How about Alexander Technique as a way into knowing ourself and our whole body. 


First here is some information about F.M. Alexander and the Alexander Technique:



Every single thing we are doing in the work is exactly what is being done in Nature where the conditions are right, the difference being that we are learning to do it consciously...”~F.M. Alexander 



Frederick Matthias Alexander was born in 1869 in Tasmania, and moved to Australia as a young man to pursue a career in Shakespearean recitation. When he encountered difficulties with his voice that threatened to end his new career, he consulted doctors and speech experts to find a cure for his troubles. Not finding any lasting relief from their suggestions, he decided to take matters into his own hands. He reasoned that the cause of his ailment must lie in something he was doing to himself, since there was no disease in his body.
Setting about to discover what he was doing, F.M. Alexander carefully observed himself with mirrors, undertaking a scientific process of observation and experimentation which he continued for over a decade. Besides solving his vocal problem, this process ultimately led him to make many startling discoveries dealing with how an individual’s use of mind and body affects general functioning.


Because he felt that his discoveries were of a vital importance to humanity, Alexander decided to give up his acting career, which had become quite successful as soon as he cured his vocal problems, in order to devote himself to what is now known as the Alexander Technique.
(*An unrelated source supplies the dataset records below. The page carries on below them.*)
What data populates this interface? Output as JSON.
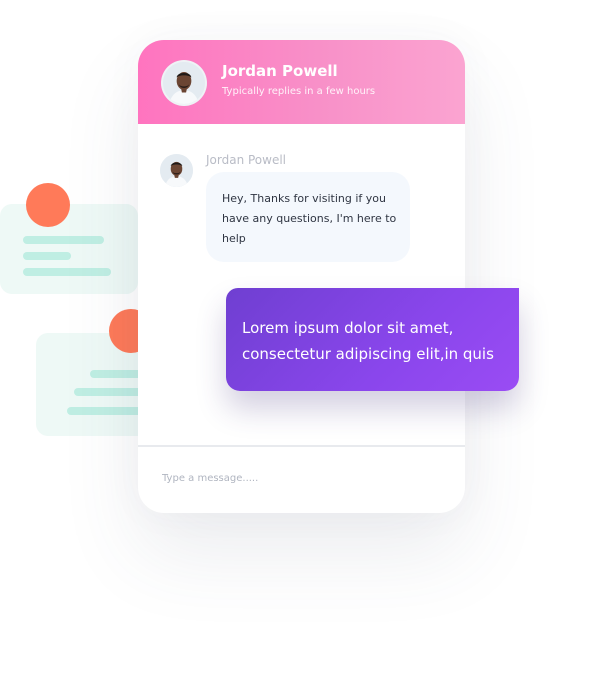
{
  "colors": {
    "header_gradient_start": "#ff74bf",
    "header_gradient_end": "#fba4d1",
    "user_bubble_start": "#6f3fd1",
    "user_bubble_end": "#9a4cf4",
    "accent_dot": "#ff7a59",
    "deco_card": "#eef9f6",
    "deco_line": "#bfeee3"
  },
  "chat": {
    "header": {
      "name": "Jordan Powell",
      "status": "Typically replies in a few hours",
      "avatar_icon": "person-avatar-icon"
    },
    "messages": [
      {
        "sender": "Jordan Powell",
        "text": "Hey, Thanks for visiting if you have any questions, I'm here to help"
      }
    ],
    "user_message": "Lorem ipsum dolor sit amet, consectetur adipiscing elit,in quis",
    "composer": {
      "placeholder": "Type a message....."
    }
  }
}
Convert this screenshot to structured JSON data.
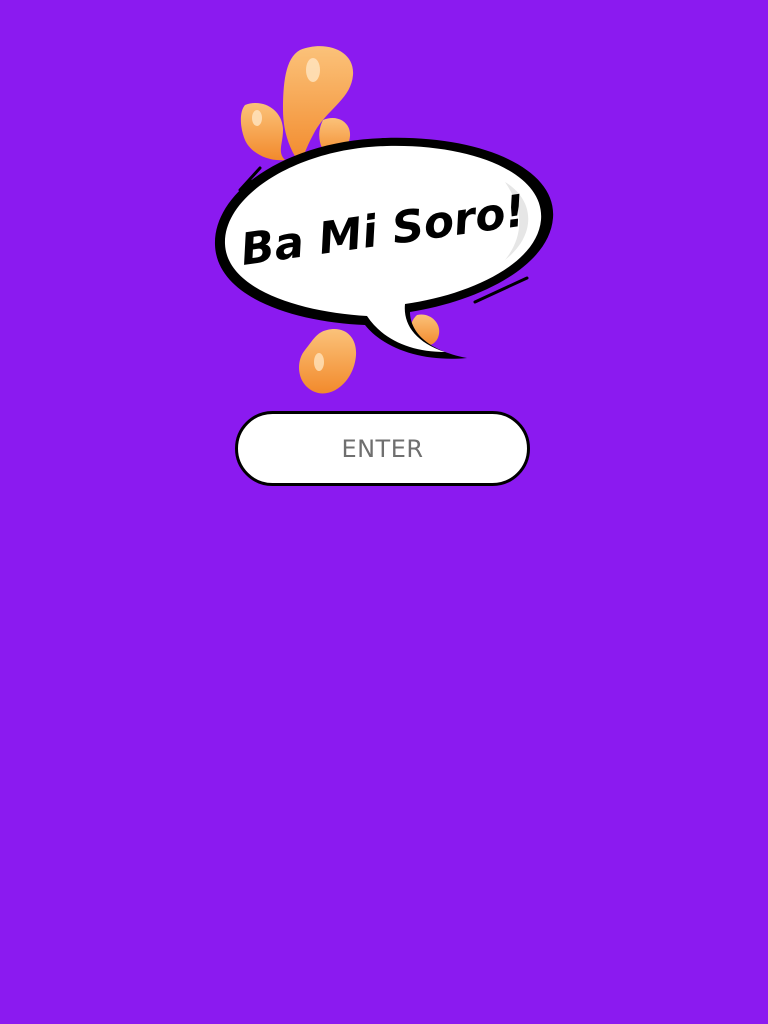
{
  "logo": {
    "text": "Ba Mi Soro!",
    "icon": "speech-bubble-logo"
  },
  "enter_button": {
    "label": "ENTER"
  },
  "colors": {
    "background": "#8b1af0",
    "splash": "#f6a24a",
    "bubble": "#ffffff",
    "outline": "#000000",
    "button_text": "#6f6f6f"
  }
}
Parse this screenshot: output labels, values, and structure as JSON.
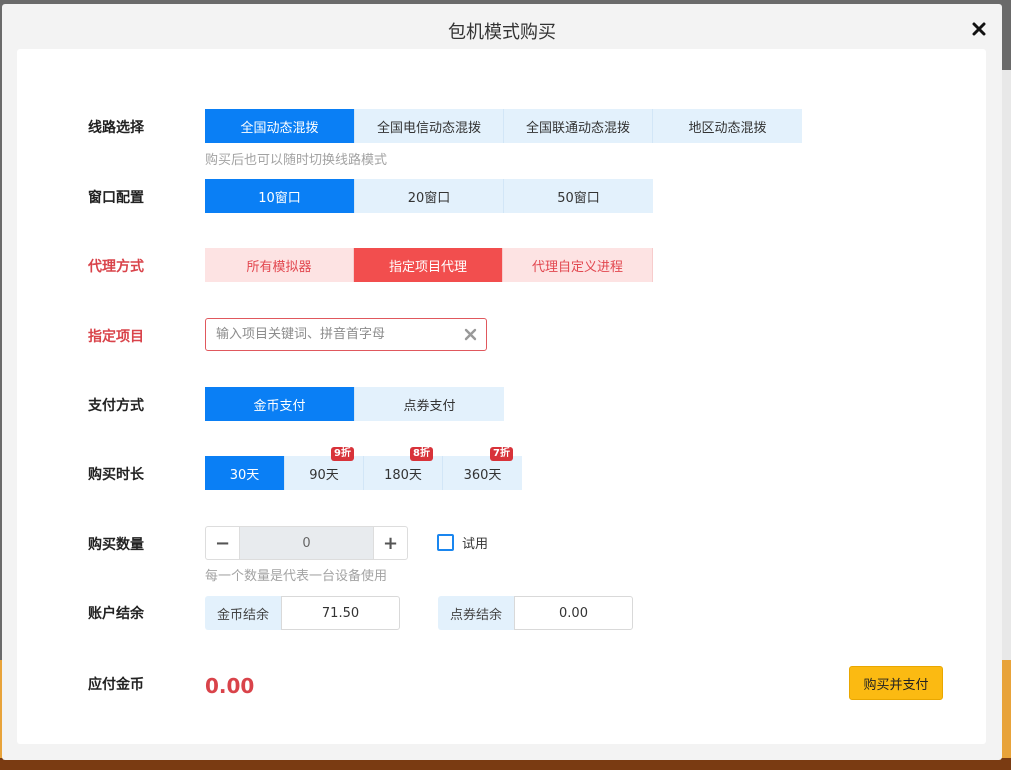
{
  "dialog": {
    "title": "包机模式购买"
  },
  "line": {
    "label": "线路选择",
    "options": [
      "全国动态混拨",
      "全国电信动态混拨",
      "全国联通动态混拨",
      "地区动态混拨"
    ],
    "selected": 0,
    "hint": "购买后也可以随时切换线路模式"
  },
  "window": {
    "label": "窗口配置",
    "options": [
      "10窗口",
      "20窗口",
      "50窗口"
    ],
    "selected": 0
  },
  "proxy": {
    "label": "代理方式",
    "options": [
      "所有模拟器",
      "指定项目代理",
      "代理自定义进程"
    ],
    "selected": 1
  },
  "project": {
    "label": "指定项目",
    "placeholder": "输入项目关键词、拼音首字母",
    "value": ""
  },
  "payment": {
    "label": "支付方式",
    "options": [
      "金币支付",
      "点券支付"
    ],
    "selected": 0
  },
  "duration": {
    "label": "购买时长",
    "options": [
      {
        "label": "30天",
        "badge": ""
      },
      {
        "label": "90天",
        "badge": "9折"
      },
      {
        "label": "180天",
        "badge": "8折"
      },
      {
        "label": "360天",
        "badge": "7折"
      }
    ],
    "selected": 0
  },
  "quantity": {
    "label": "购买数量",
    "minus": "−",
    "plus": "+",
    "value": "0",
    "trial_label": "试用",
    "hint": "每一个数量是代表一台设备使用"
  },
  "balance": {
    "label": "账户结余",
    "coin_label": "金币结余",
    "coin_value": "71.50",
    "voucher_label": "点券结余",
    "voucher_value": "0.00"
  },
  "due": {
    "label": "应付金币",
    "amount": "0.00",
    "pay_button": "购买并支付"
  },
  "colors": {
    "primary": "#0a7ff5",
    "danger": "#f24e4e",
    "accent_button": "#fbba12"
  }
}
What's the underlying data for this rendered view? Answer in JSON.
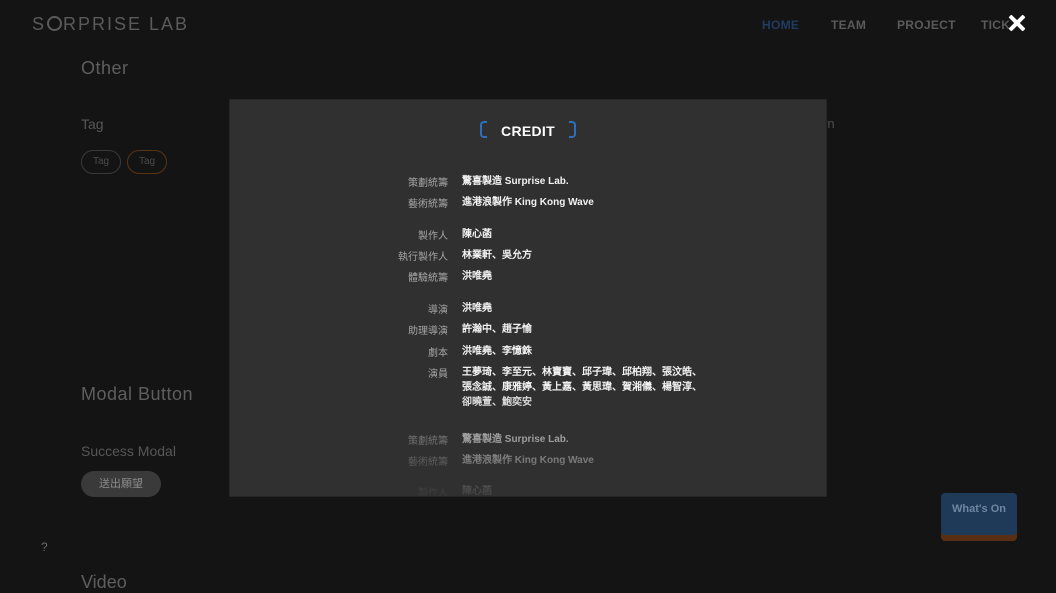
{
  "header": {
    "logo": "SURPRISE LAB",
    "logo_pre": "S",
    "logo_post": "RPRISE LAB",
    "nav": [
      "HOME",
      "TEAM",
      "PROJECT",
      "TICK"
    ]
  },
  "page": {
    "other_title": "Other",
    "tag_label": "Tag",
    "tags": [
      "Tag",
      "Tag"
    ],
    "modal_button_title": "Modal Button",
    "success_modal_label": "Success Modal",
    "send_button": "送出願望",
    "side_text": "wn",
    "help": "?",
    "whats_on": "What's On",
    "video_title": "Video"
  },
  "modal": {
    "title": "CREDIT",
    "credits": [
      {
        "role": "策劃統籌",
        "names": "驚喜製造 Surprise Lab."
      },
      {
        "role": "藝術統籌",
        "names": "進港浪製作 King Kong Wave"
      },
      {
        "role": "製作人",
        "names": "陳心菡"
      },
      {
        "role": "執行製作人",
        "names": "林業軒、吳允方"
      },
      {
        "role": "體驗統籌",
        "names": "洪唯堯"
      },
      {
        "role": "導演",
        "names": "洪唯堯"
      },
      {
        "role": "助理導演",
        "names": "許瀚中、趙子愉"
      },
      {
        "role": "劇本",
        "names": "洪唯堯、李憶銖"
      },
      {
        "role": "演員",
        "names": "王夢琦、李至元、林寶寶、邱子瑋、邱柏翔、張汶皓、張念誠、康雅婷、黃上嘉、黃思瑋、賀湘儀、楊智淳、 卻曉萱、鮑奕安"
      },
      {
        "role": "策劃統籌",
        "names": "驚喜製造 Surprise Lab."
      },
      {
        "role": "藝術統籌",
        "names": "進港浪製作 King Kong Wave"
      },
      {
        "role": "製作人",
        "names": "陳心菡"
      }
    ]
  },
  "colors": {
    "accent": "#2c6fbd",
    "modal_bg": "#303030",
    "page_bg": "#141414"
  }
}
He began to teach others through the use of his hands and words, how to improve their own use and functioning. In 1904, Alexander moved to England in order to make his Technique better known.


In addition to teaching, Alexander wrote four important books, my favorite is The Use of The Self, about his discoveries. Alexander started a school for children, where he hoped to make the most impact by preventing misuse of habits at a young age. At the start of World War I, Alexander brought his Technique to the United States and divided the next ten years between teaching there and in London, taking on an assistant teacher in each place. In the last years of his life and until he died in 1955, he ran a training course for teachers in London. The Alexander Technique is now taught by qualified teachers all over the world.


What is the Alexander Technique?


How we talk about the Technique is rather important. It sets our thinking in certain ways, for better or worse. ... the objective of our work is neither health nor posture, but lightness and freedom of movement... ~ Walter Carrington


Alexander Technique is a hundred-year old educational method, Neuromuscular re-education, given in lessons, that increases understanding of our balance, coordination, poise and freedom of movement for the whole self. Just by living we can develop physical and emotional habits that create stress and tension in our body. By enlivening our awareness we can choose to free ourselves from these habits. Alexander lessons will help to re-educate the full potential of your whole self and discover a “lightness and freedom of movement”, an expressive ease of organic movement. An Alexander teacher will facilitate your process through hands-on guidance as well as verbal instruction to enhance your overall awareness.